UNDER THE GREENWOOD TREE
Late
in the sixteenth century a ballad air began to appear in a number of
collections of music. Its appeal was such that the melody remained popular well
into the eighteenth century. It was known by various names, Robin is to
the greenwood gone, Robin Hood is to the greenwood gone, Bonny
Sweet Robin or even simply Robin. There are many examples, yet we
have only the melody. It is as if it were so popular and so well known that
no-one bothered to write down the words.
The popularity of this ballad is easily
explained. Apart from its attractive and wistful tune, the opening line brings
together three ancient themes. First there is Robin, medieval hero, lover af)d
roving outlaw.

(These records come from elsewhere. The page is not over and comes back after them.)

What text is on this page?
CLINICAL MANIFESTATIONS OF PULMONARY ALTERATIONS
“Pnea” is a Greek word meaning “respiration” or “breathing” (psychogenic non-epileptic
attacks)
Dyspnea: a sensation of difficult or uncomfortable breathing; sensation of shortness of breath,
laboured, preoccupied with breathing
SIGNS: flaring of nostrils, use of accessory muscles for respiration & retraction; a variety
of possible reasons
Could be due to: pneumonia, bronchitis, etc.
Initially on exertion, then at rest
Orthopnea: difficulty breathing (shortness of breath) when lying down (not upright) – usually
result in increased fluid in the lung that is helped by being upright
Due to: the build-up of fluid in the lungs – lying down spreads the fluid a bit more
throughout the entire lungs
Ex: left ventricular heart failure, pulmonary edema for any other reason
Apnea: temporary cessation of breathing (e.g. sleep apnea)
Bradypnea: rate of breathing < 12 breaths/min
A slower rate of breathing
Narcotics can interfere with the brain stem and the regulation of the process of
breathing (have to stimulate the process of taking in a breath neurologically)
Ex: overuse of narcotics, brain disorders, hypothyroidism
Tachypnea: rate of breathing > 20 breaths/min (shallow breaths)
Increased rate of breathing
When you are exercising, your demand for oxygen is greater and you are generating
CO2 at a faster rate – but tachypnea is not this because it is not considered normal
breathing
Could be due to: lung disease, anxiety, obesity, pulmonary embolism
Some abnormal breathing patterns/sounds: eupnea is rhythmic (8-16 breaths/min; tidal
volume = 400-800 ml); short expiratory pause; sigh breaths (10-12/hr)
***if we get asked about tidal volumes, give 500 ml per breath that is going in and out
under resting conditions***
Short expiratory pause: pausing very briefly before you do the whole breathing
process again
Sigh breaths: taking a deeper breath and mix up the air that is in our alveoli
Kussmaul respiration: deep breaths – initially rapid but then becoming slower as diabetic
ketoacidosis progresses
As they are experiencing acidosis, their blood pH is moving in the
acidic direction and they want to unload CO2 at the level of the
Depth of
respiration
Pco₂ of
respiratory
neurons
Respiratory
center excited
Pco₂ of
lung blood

Secondly there is the greenwood, a place of adventure and
romance, and thirdly it recalls the old celebration of the arrival of summer,
with its May-time festivities and excursions into the woods. Over the years
English writers and performers have reshaped this fusion, or confusion, of
history, legend and tradition, to suit themselves or their audiences. Estampie
has followed this practice in the present recording.
The
historical Robin Hood has been placed with some certainty early in the
thirteenth century. Several traditions date his birth in the reign of Henry II
(1154-1189) and his rise to notoriety to the reign of Richard I (1189-1199),
while that king was absent from England on a crusade. The
earliest surviving ballads of Robin Hood, however, were set down in the
fifteenth century, and for these we only have words. Not until the sixteenth
and seventeenth centuries do we have a really useful stock of words and tunes
to sing of the adventures of the heroic outlaw.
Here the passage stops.